The final section is a slow string chorale that resembles a Russian Orthodox hymn. Beneath this, the harps and piano reconstruct the theme note by note, in reverse (retrograde), a process that concludes only at the very end with a complete statement from the solo violin. In uniting her twin inspirations, Webern and Bach, and in the deep Christian symbolism of the theme's "death" and "resurrection", Offertorium is a work representative of Gubaidulina's mature period.

== Performance ==
The prospects for a performance of Offertorium were tenuous, however: Kremer, the person to whom it had been dedicated and given to perform, was at odds with the Moscow government for refusing to return to the Soviet Union at the end of his two-year period of permission to perform worldwide. Gubaidulina was worried that her piece would never be performed by Kremer, who instead chose to stay in the West. The work’s subject matter was also a barrier to its being performed, as religion was a touchy topic at the time. (In fact, Gubaidulina was unofficially criticized by Tikhon Khrennikov for her heavy use of religion as inspiration). Faced with such bleak circumstances, Gubaidulina asked her publisher Jürgen Köchel to smuggle the score to Kremer through the All-Union Agency on Copyrights. While this was happening, Gubaidulina attempted to have the chorale from Offertorium used in a film (The Great Samoyed by Arkady Kordon) for which she was scoring the music, but this was rejected by the director. The score did, however, finally reach the West and Kremer, who found a venue – the Wiener Festwochen – and the necessary resources to perform the forty-minute piece.

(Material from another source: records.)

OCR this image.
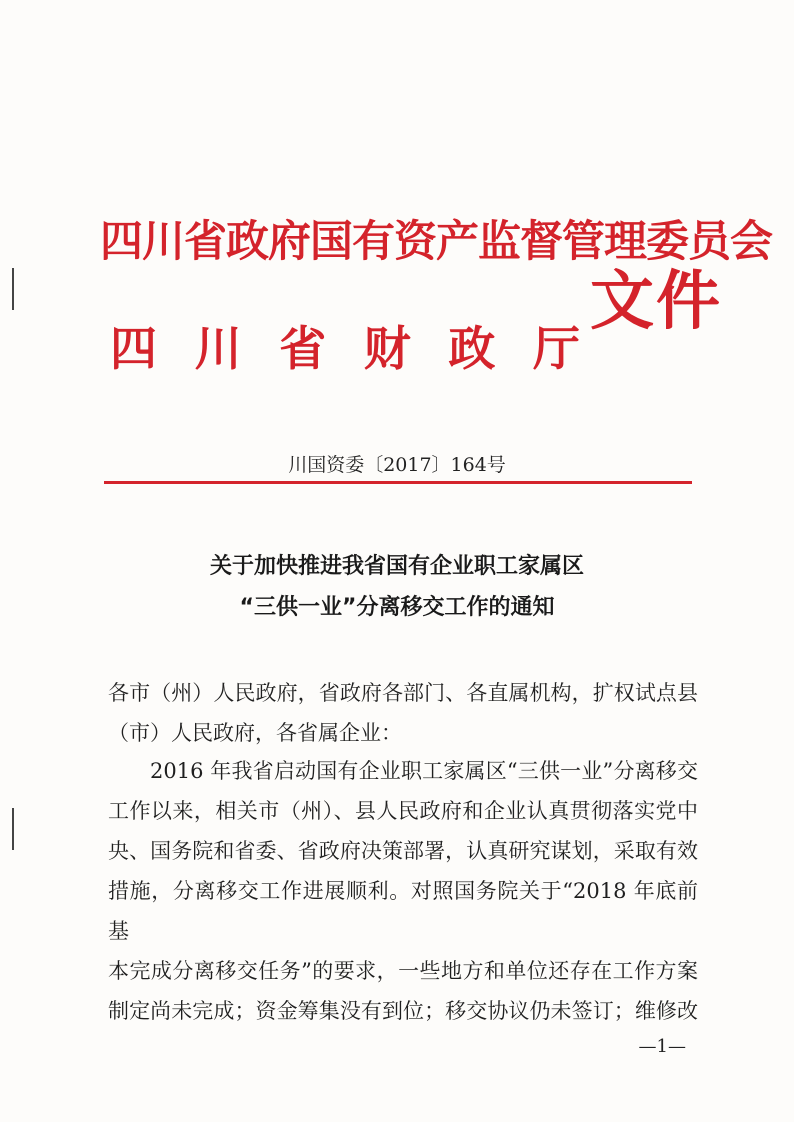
四川省政府国有资产监督管理委员会
四 川 省 财 政 厅
文件
川国资委〔2017〕164号
关于加快推进我省国有企业职工家属区
“三供一业”分离移交工作的通知

各市（州）人民政府，省政府各部门、各直属机构，扩权试点县

（市）人民政府，各省属企业：

2016 年我省启动国有企业职工家属区“三供一业”分离移交

工作以来，相关市（州）、县人民政府和企业认真贯彻落实党中

央、国务院和省委、省政府决策部署，认真研究谋划，采取有效

措施，分离移交工作进展顺利。对照国务院关于“2018 年底前基

本完成分离移交任务”的要求，一些地方和单位还存在工作方案

制定尚未完成；资金筹集没有到位；移交协议仍未签订；维修改

—1—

Offertorium was first performed in 1981 in Vienna by Kremer and the ORF Symphony Orchestra, directed by Leif Segerstam, and was immediately lauded for its striking beauty. In Russia, it was first performed in 1982 (in the Great Hall of the Moscow Conservatory) by Oleg Kagan and the Symphony Orchestra of the Ministry of Culture under Gennady Rozhdestvensky. Gubaidulina was requested to prepare a shortened version, completed in 1986, although it is debatable whether the concerto actually needed cutting; nonetheless, the changes did not detract from appreciation of the work, and the revised edition has spread around the globe, bringing Gubaidulina to worldwide attention.